Gunner relaxed, “Nowhere, at least for the moment.” He said. “I told them to make you a mutant because you need to be a mutant to get off this rock.”
“Rock?”
“Oh yeah,” Gunner said, “This is a big rock, an asteroid actually. But that doesn’t matter. I’ve come to tell you what you need to know, and you don’t need to know that. I told the arena masters to make you a mutant because when the Crunch comes, we’re going to leave.”
“Why did you pick me? Why did the arena masters agree to make me a mutant? Why not pick a Robot? Why pick a human? And you have still not told me exactly why Robots want me dead.”

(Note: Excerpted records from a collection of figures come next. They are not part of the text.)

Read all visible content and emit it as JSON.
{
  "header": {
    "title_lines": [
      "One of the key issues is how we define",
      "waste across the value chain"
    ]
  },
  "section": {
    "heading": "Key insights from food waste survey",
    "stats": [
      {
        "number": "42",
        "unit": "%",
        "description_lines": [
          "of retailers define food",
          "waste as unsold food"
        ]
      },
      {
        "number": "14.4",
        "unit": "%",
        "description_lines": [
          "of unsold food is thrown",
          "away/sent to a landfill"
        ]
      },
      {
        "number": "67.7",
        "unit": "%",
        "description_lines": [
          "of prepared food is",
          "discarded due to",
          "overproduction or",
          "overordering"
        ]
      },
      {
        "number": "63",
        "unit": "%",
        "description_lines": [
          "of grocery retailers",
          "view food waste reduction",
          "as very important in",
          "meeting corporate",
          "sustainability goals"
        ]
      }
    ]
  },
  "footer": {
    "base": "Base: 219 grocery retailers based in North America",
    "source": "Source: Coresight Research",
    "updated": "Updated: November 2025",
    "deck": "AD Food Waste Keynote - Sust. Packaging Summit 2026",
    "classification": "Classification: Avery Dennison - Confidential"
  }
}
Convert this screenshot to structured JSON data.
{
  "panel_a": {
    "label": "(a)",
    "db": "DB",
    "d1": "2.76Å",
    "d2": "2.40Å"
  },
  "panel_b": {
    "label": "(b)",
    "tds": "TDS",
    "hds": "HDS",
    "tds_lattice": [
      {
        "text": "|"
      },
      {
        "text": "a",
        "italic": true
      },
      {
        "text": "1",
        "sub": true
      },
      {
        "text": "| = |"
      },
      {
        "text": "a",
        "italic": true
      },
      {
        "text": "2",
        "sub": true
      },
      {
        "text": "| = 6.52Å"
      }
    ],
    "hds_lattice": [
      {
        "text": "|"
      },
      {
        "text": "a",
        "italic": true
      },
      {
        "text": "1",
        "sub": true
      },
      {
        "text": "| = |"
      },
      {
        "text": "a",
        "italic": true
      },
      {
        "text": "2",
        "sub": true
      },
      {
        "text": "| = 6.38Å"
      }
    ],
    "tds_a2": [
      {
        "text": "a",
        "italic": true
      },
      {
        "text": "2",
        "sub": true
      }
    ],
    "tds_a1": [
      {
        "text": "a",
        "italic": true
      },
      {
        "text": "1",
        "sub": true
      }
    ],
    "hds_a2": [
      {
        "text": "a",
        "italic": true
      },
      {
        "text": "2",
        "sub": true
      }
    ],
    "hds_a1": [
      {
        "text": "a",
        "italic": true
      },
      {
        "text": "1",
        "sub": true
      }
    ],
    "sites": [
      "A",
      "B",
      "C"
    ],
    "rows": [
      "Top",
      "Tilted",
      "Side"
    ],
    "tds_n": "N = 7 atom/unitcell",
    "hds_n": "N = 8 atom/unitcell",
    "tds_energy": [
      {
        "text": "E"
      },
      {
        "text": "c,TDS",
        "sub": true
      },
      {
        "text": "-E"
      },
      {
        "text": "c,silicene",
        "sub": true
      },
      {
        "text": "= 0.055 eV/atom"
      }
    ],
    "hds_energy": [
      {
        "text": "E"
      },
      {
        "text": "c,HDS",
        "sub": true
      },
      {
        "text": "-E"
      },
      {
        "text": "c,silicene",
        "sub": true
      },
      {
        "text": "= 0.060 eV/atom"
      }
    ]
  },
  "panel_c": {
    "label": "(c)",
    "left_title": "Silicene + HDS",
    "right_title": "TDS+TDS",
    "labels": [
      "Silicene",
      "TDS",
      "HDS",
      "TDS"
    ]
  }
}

Gunner closed his eyes. “I picked a human because I wanted to pick you. I picked you because you are different then anyone here. You still think like a human. The arena masters agreed because they thought I was going to use you as a servant. The Robots want you dead because I am taking you with me when the Crunch comes. They don’t want any humans to live if not all the Robots do.”
9.15 felt special for the first time in its life. Gunner had chose it to leave.
That was until it remembered it was only a human, a mutant now, and it was supposed to leave its home, and it felt like a coward again. All it wanted was to hide away in its cell and ignore everything.
Gunner had a good guess at what 9.15 was thinking. He leaned close to 9.15 “If you stay here, you will die.” He said quietly.
He put his hand on its shoulder. “It will be alright, Ben.”
9.15 knew that Gunner was just saying that though, and it would not be all right.
Gunner came again three times. The first two times he simply talked to 9.15 to keep its spirits up. But the third time he came running and yelling. 9.15 had been worried that day. It had been watching out its window. The buildings outside were shaking and slowly rising up past where the engines could hold them up. One by one, the buildings were pulled off the surface, and into space. Things were screaming. The whole city started shaking. It felt like the earth was dying. The Crunch was coming
Gunner grabbed 9.15 and ran outside. A massive shape loomed above them. The asteroid was being pulled towards it. Faster now. Robots and people were running and screaming. A few had been pulled up into the Crunch.
“Hold on, Ben,” Gunner shouted.
Gunner started his engines and grabbed its collar. It wanted to protest, to say that Gunner should take a Robot. But it knew that nobody else would have been able to live. Gunner and Ben had been designed to go.
They flew up, watching the city leave. Into space, away from home.
They watched the world go, they let it go.
The last living things in the universe.